Гудо зашелся продолжительным смехом. Он с трудом застегнул несколько пуговиц камзола, чтобы не потерять лепешки. Затем он с усилием ударил по собственным ногам и свалился на бок. С трудом став на четвереньки, веселый гость стал уползать прочь в темноту.
Там за границей факельного света люди тьмы расступились, давая ему дорогу в неизвестность. И даже что-то говорили.

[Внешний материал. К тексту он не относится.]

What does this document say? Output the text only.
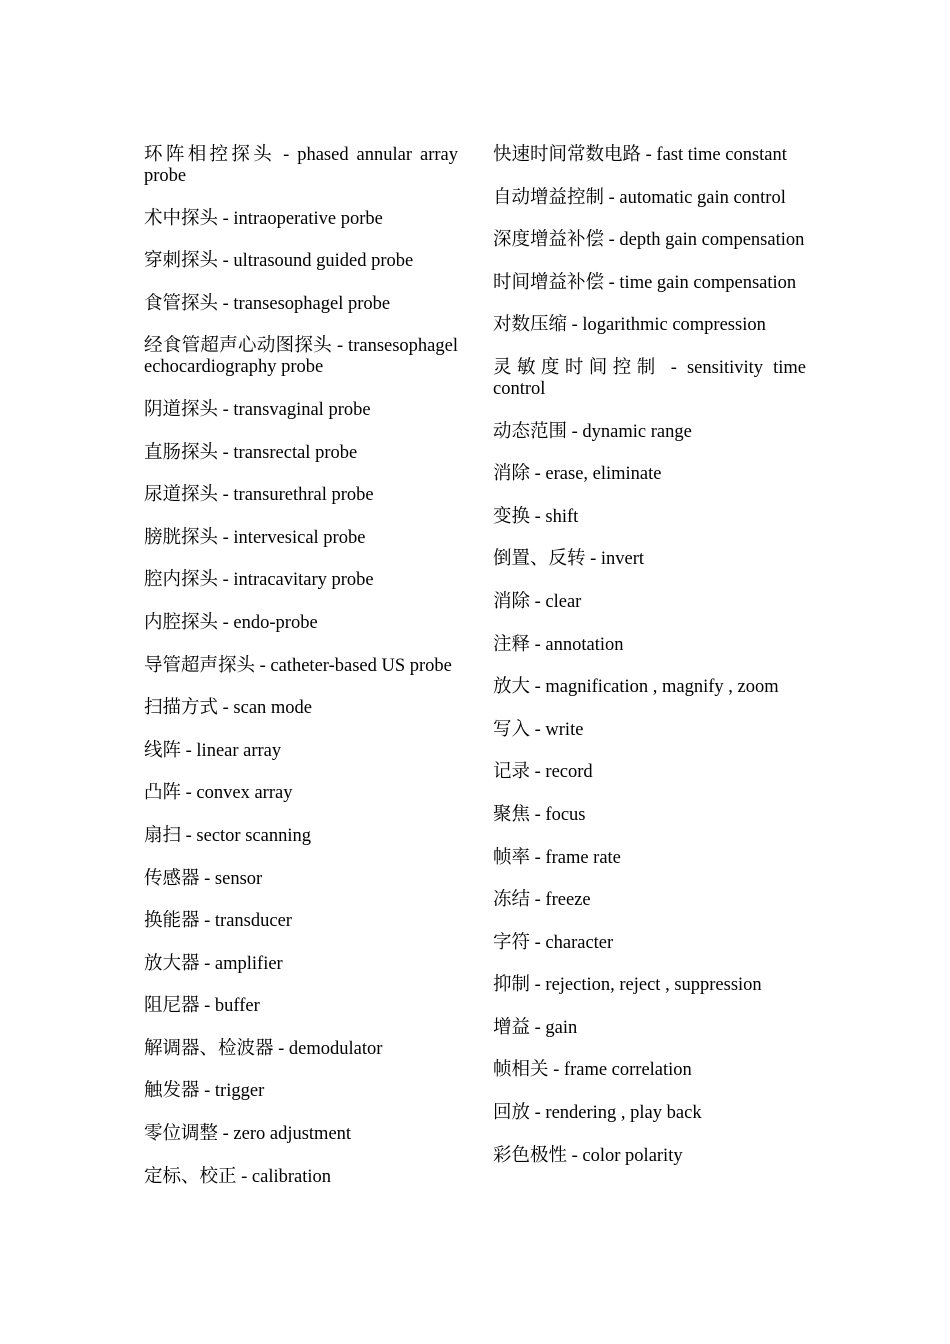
环阵相控探头 - phased annular array probe

术中探头 - intraoperative porbe

穿刺探头 - ultrasound guided probe

食管探头 - transesophagel probe

经食管超声心动图探头 - transesophagel echocardiography probe

阴道探头 - transvaginal probe

直肠探头 - transrectal probe

尿道探头 - transurethral probe

膀胱探头 - intervesical probe

腔内探头 - intracavitary probe

内腔探头 - endo-probe

导管超声探头 - catheter-based US probe

扫描方式 - scan mode

线阵 - linear array

凸阵 - convex array

扇扫 - sector scanning

传感器 - sensor

换能器 - transducer

放大器 - amplifier

阻尼器 - buffer

解调器、检波器 - demodulator

触发器 - trigger

零位调整 - zero adjustment

定标、校正 - calibration

快速时间常数电路 - fast time constant

自动增益控制 - automatic gain control

深度增益补偿 - depth gain compensation

时间增益补偿 - time gain compensation

对数压缩 - logarithmic compression

灵敏度时间控制 - sensitivity time control

动态范围 - dynamic range

消除 - erase, eliminate

变换 - shift

倒置、反转 - invert

消除 - clear

注释 - annotation

放大 - magnification , magnify , zoom

写入 - write

记录 - record

聚焦 - focus

帧率 - frame rate

冻结 - freeze

字符 - character

抑制 - rejection, reject , suppression

增益 - gain

帧相关 - frame correlation

回放 - rendering , play back

彩色极性 - color polarity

То ли мудро напутствуя, то ли насмехаясь над ним. Но Гудо было все равно. Он тащил свое тело по каменному полу, не замечая камешков, что ранили кисти рук и колени. Наконец он остановился и с трудом затолкал в свой рот три пальца. Его тут же вырвало и он отправился в дальнейшее странствование на унизительных четвереньках.
Гудо еще дважды успел вырвать, хотя попыток предпринимал немало, прежде чем его ушей настиг странный шум. Затем он увидел то, что к нему приближалось, и в бессилии крепко закрыл глаза.
«О, мои дорогие девочки! Господи, покажи мне их… Скажи, суждено ли мне выжить и увидеть их наяву?.. Нужно выжить… Зачем живет человек? Господи, помоги мне перед смертью увидеть их… Сжалься…»
Глава восьмая
Джованни Санудо отчетливо слышал каждое слово. Мать и дочь говорили на своем северогерманском языке, не подозревая, с каким интересом их беседу подслушивал великий герцог. Не подслушивал, а просто находился в нескольких шагах от матерчатой стены шатра, за которой Герш трудился над их нарядами.